Scale is used in other effective ways, especially to signal the motives of characters like Baron Harkonnen, the villainous mastermind of the plot against House Atreides. In an early meeting between the Baron and a representative from the shadowy power behind the throne, the Bene Gesserit sisterhood, he appears in his concrete throne room ensconced in a cone of light resembling an Anthony McCall installation. Every inch of the room is banded by stone ribbing, and at the scene’s end, the Baron activates his anti-gravity mobility aid and rises to the ceiling, an effective metaphor for the looming threat his house presents.

A bald man floating toward the ceiling in a ribbed black room
Baron Harkonnen, played by Stellan Skarsgård, ascends toward the ceiling after a meeting in his throne room. The chamber was inspired by John Portman’s cascading terraces at the Hyatt Regency in San Francisco. (Courtesy Warner Bros. Pictures)

“That chamber needed to be like a church,” explained Vermette. “All of the ribs inside of that chamber were inspired by John Portman’s architecture. When I was 11 years old, my parents and my family, we went on a trip and I remembered staying at the Hyatt Regency in San Francisco. And I was looking up and it was all these tiers that looked like ribs, as if you were inside a whale. That old memory came back to me when I was working on [Giedi Prime].”

(Portman’s architecture has proven increasingly popular in science fiction productions in recent years; this past summer the interiors of the Atlanta Marriott Marquis served as the digs for the Time Variance Authority in Disney’s Loki series. Vermette, however, emphasized the horizontal plane rather than reaching for soaring heights.)

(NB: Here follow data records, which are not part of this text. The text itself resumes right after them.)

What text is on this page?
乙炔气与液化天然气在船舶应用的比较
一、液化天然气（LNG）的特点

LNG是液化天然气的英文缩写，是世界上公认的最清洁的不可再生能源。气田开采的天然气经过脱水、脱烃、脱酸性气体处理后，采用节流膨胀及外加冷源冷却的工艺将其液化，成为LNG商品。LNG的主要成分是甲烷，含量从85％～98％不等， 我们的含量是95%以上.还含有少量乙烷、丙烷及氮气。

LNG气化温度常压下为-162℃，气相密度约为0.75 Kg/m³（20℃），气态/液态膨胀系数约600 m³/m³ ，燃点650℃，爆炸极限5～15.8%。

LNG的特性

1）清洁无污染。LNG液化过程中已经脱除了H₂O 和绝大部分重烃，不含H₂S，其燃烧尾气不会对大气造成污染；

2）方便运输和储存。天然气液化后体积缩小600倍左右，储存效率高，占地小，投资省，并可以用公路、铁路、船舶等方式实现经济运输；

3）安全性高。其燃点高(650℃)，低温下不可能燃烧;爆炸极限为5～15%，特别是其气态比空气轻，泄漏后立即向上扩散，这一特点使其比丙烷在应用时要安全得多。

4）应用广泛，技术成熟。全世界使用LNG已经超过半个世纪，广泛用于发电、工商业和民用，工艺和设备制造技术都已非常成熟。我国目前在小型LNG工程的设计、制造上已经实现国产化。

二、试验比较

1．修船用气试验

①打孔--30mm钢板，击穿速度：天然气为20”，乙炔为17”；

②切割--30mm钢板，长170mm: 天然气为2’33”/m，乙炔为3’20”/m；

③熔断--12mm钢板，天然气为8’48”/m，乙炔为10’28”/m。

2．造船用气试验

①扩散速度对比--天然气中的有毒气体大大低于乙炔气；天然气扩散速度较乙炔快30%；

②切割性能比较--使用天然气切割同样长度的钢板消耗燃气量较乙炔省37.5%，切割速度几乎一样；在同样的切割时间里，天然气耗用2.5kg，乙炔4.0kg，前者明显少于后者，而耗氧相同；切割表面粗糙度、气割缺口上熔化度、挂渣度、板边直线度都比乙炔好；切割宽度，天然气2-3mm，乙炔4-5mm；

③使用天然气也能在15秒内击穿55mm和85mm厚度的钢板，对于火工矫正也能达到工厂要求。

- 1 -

Like Vermette, Villeneuve’s devotion to Dune dates to his youth. Not long after reading the book as a teen, said Vermette, the future director prepared a storyboard for a film adaptation at 13 or 14. Lynch’s film, starring Kyle MacLachlan in the role of Paul, debuted only a couple years later. Villeneuve intentionally sought to distance the new version from the earlier attempt. Savaged by critics and fans alike, Lynch’s effort has been panned as simultaneously confusing and overstuffed with exposition, but is still notable for its ornate sets, often bordering on Baroque, painterly sensibilities, and grotesque creature designs.

“We did stay consciously away from that Dune,” said Vermette. “We wanted to start with a clean slate because it’s not a remake. It’s Denis’ vision. Although, I have to say that I did like the design of Lynch’s movie.

“This is a movie in the history of science fiction that we were like, okay, there’s obviously 2001: A Space Odyssey, then Star Wars, but Dune is one of them. Tron is another one that visually you’re like, okay, we’re going somewhere else. There’s the before and after.”

A concrete bedroom with ornate fish murals
Paul’s bedroom on Arrakis. The ornate details of the fortress were conceived by local Fremen artisans when the structure was first commissioned. The alternating ceiling heights, particularly the raised ceiling toward the center where people would be expected to gather, also recalls Frank Lloyd Wright’s home designs. (Chiabella James/Provided by Warner Bros. Pictures)

As for the giant sandworms that are arguably Dune’s most iconic image, they, and the intrinsic role they play in the Fremen religion, had to come across as appropriately powerful on the screen.

“We explored many avenues for the worm,” explained Vermette. “But in the end, we wanted the worm not to be a scary monster. We wanted it to be more than that—more like a godlike figure that commands respect. It’s an old creator, something that has some sort of an internal wisdom in its own sense. So, the skin is scratched a bit, like roots.” He and Villeneuve pondered the ramifications such a creature would have on its environment, so “when you fly over Arrakis, you could actually see depressions that mark the passage of a sandworm,” Vermette said.

Dune: Part One, which is still in theaters and streaming on HBO Max, met with near-instant box office success despite its split release strategy. An October 2023 release date has already been set for Part Two. Part One went to some strange places; expect the sequel to be even weirder.